FPI / April 30, 2020
A leading voice among coronavirus contrarians has said “it is now clear that the lockdowns were a major mistake everywhere except the New York City metro area, and possibly even there.”
“The argument as to whether they were a mistake in NYC rests on a couple of complicated debates about whether they work at all in time to make a difference, but everywhere else, it is clear that the coronavirus is simply not dangerous enough to the general population to justify the measures we have taken,” author and former New York Times reporter Alex Berenson said.
Berenson, who characterizes the debate as one between “Team Pandemic” and “Team Reality,” has been highly criticized by supporters of the COVID-19 lockdown as the argument rages over whether the states should move more quickly to open up or stay shut down.
Stanford University School of Medicine professor John Ioannidis warned on March 17 that the rush to implement sweeping coronavirus lockdowns could be “a once-in-a-century evidence fiasco.”
At the time, Ioannidis "was a lone voice amid the rising pandemic panic," Washington Times reporter Valerie Richardson noted on April 28.
"Not any longer. As the statistical models on deaths are revised downward and the economic and social costs of the stay-at-home strategy grow more dire, contrarians are diving into the data and asking whether the lockdown pain was worth the gain — or whether the COVID-19 reaction was overblown," Richardson wrote.
Dr. Ioannidis said the lockdowns initially were “the right thing to do,” based on the lack of reliable data, but widespread social isolation is no longer the appropriate response to what he described as a “very common, mild infection for the vast majority of the population.”
“Concurrently, it is an extremely devastating infection when it hits specific settings, in particular nursing homes and contaminated hospitals at full capacity,” Ioannidis said. “Based on what we know now, draconian measures focused on protecting these vulnerable settings … seems more efficient and appropriate as a strategy than continuing blind, overarching lockdown.”
The shutdown’s drawbacks include “poor disease outcomes and health system collapse as patients avoid hospitals; massive unemployment leading to people becoming uninsured and susceptible to many diseases, far worse than coronavirus; increase of the number of people at risk of starvation to 1.1 billion,” Ioannidis said.
“Currently the harms of prolonging lockdown are so overwhelming … that we urgently need to find ways to move away from lockdown,” Ioannidis said.
Last week, Dr. Dan Erickson and Dr. Artin Massihi, both urgent care physicians in Bakersfield, California, drew national attention for advocating lifting the state’s severe shelter-in-place restrictions, comparing COVID-19 to the flu, with “millions of cases, small amount of death.”
“[Y]ou have a 0.03% chance of dying from COVID in the state of California,” said Dr.
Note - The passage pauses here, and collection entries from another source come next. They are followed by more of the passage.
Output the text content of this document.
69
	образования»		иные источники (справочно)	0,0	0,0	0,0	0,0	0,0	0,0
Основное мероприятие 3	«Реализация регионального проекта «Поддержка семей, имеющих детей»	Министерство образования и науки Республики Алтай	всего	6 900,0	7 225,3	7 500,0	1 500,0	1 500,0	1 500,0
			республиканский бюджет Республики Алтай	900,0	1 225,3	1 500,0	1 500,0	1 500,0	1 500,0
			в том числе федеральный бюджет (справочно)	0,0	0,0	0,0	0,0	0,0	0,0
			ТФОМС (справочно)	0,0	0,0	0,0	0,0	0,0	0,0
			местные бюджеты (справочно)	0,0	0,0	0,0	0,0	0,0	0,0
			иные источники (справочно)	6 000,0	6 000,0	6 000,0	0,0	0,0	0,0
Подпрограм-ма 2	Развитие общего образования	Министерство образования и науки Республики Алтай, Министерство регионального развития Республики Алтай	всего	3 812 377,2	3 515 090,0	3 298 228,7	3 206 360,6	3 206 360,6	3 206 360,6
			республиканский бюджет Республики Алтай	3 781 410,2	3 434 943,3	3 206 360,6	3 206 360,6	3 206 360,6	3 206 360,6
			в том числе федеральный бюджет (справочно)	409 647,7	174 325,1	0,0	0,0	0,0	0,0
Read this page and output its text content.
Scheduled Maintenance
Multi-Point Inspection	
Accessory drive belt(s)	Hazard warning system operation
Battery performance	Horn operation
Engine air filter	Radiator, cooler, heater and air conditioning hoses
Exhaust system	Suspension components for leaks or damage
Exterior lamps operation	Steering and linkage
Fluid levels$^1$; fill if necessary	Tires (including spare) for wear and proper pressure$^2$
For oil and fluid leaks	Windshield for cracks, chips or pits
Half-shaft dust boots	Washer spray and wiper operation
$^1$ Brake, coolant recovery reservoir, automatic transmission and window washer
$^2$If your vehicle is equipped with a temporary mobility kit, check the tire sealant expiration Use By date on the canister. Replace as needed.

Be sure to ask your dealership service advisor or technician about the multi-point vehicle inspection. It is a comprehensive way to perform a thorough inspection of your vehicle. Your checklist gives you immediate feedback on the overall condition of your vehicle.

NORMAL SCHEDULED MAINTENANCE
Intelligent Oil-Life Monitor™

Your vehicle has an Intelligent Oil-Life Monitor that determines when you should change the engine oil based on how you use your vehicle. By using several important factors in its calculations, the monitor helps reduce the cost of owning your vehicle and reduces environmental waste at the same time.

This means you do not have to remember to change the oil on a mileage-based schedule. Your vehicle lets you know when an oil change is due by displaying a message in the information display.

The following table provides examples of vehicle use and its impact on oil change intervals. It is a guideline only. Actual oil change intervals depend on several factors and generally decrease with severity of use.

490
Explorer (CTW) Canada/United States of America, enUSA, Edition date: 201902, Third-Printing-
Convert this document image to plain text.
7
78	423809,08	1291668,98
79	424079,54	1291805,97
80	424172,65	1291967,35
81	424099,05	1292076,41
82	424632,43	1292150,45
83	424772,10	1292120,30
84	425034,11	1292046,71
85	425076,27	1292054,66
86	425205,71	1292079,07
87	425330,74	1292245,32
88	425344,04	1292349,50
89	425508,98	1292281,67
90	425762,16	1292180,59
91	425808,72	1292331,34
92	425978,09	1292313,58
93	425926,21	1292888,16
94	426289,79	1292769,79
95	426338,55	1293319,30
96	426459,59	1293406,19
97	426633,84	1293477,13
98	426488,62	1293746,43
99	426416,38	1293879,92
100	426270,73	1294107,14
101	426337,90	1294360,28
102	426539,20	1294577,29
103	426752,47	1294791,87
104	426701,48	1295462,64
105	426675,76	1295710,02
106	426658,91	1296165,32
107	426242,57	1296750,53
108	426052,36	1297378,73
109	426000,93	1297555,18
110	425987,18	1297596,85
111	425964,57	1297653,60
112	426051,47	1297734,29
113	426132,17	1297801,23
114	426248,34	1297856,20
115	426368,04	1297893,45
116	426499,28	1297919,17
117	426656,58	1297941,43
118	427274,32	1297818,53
Erickson, co-owner of seven Accelerated Urgent Care facilities in Kern County. “Does that necessitate sheltering in place? Does that necessitate shutting down medical systems? Does that necessitate people being out of work?”
Economist George Gilder declared Saturday in RealClearMarkets that the “pandemic is over” and called for the nation to “stop the economic suicide and get back to work.”
He and others increasingly have cited the business-as-usual approach adopted by Sweden, which has isolated its elderly and vulnerable and limited gatherings to 50 or fewer, but kept open elementary schools, restaurants and shops.
The result is that Sweden’s cases and deaths are higher than those in neighboring Denmark, Finland and Norway but lower than those in Spain and Italy, the most devastated European countries.
“Sweden is developing herd immunity by refusing to panic,” National Review’s John Fund and Joel Hay said in an April 6 article, which predicted Sweden would prove the “alarmists” wrong.
Mr. Gilder cited a global study by Tel Aviv University professor Isaac Ben-Israel, a mathematician and chairman of Israel’s National Council for Research and Development, who found that the virus peaks after about 40 days and that spread fades to nearly zero after 70 days.
The phenomenon occurred worldwide no matter whether the country enacted a strict lockdown or followed the Swedish example, according to Ben-Israel’s April 16 paper.
“Certainly, a full complete lockdown reduces the spread of the virus,” said the study. “However, as the above data shows, there is an apparent similar decline in the rate of infection even in countries that did not enforce a full shutdown.”